The ambiguity revealed in these polls actually makes sense: if there were a clear and unambiguous majority in favor of some policy and all its ramifications, we would expect it would have already passed and there would be no remaining political dispute. Democrats and Republicans are no longer arguing about laws against racial discrimination or child labor (with rare exceptions). The very fact that an issue is politically live suggests some flexibility on opinions and helps us understand what otherwise seems contradictory about these poll results. . . .

As the political scientists Lawrence Jacobs and Robert Shapiro have demonstrated, politicians don’t just see public opinion as a constraint; they also use it as a tool to achieve their policy goals. Conflicting majority attitudes — for example, a belief that the economic system unfairly favors the wealthy, juxtaposed with a relative lack of concern for income inequality — represent an opportunity for smart politicians to reshape public opinion their way.

I sent this to Jacobs and Shapiro and asked for their comments.

Shapiro wrote:

The one caveat here is that politicians can try to use public opinion but it’s an uphill fight in tryiing to produce policy change. What the opponents of change can do is, in a sense, create enough uncertainty for the public, so that the status quo prevails.

And Jacobs followed up with:

Bob is absolutely right about how polls are used to divide and block.
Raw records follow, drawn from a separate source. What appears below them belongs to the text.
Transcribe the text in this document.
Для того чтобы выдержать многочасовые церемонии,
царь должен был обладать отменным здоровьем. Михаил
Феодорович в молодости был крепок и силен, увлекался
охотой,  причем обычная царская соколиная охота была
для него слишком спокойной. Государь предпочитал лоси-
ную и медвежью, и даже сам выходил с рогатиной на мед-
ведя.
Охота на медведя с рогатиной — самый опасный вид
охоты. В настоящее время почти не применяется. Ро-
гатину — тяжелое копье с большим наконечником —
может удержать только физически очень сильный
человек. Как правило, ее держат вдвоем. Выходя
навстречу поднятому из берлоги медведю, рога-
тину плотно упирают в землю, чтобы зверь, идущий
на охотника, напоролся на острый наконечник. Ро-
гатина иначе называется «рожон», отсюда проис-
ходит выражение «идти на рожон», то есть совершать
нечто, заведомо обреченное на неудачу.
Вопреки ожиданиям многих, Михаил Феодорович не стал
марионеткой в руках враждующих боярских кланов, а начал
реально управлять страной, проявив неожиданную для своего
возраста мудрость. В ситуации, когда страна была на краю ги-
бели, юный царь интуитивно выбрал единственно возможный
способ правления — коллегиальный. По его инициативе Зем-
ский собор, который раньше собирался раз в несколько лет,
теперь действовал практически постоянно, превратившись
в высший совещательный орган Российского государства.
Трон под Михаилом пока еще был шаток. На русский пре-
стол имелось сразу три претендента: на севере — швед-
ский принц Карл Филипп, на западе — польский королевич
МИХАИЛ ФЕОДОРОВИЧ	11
Health care reform is a good case — support for core components but strident and unified GOP opposition combined with “death panel” frames activated pre-existing partisan and conservative attitudes.

There is a problem here and it is with Bill [Galston]’s simplistic understanding of public opinion — he succumbed to the allure of snatching the most recent poll result and running. Decades of research along with the targeted research that Ben Page and I did show that Americans are conservative pragmatists — in the abstract they are conservative (center right country that GOP sees and that Bill notes) but large majorities (including majorities of Republicans and Tea Partiers) also favor govt programs that reduce poverty like Social Security and Medicare b/c they target concrete problems with specific govt programs. What was striking about Obama’s Kansas speech is that he acknowledged America’s conservatism (bow to American Dream meritocracy) but focused on concrete barriers to pursuing it.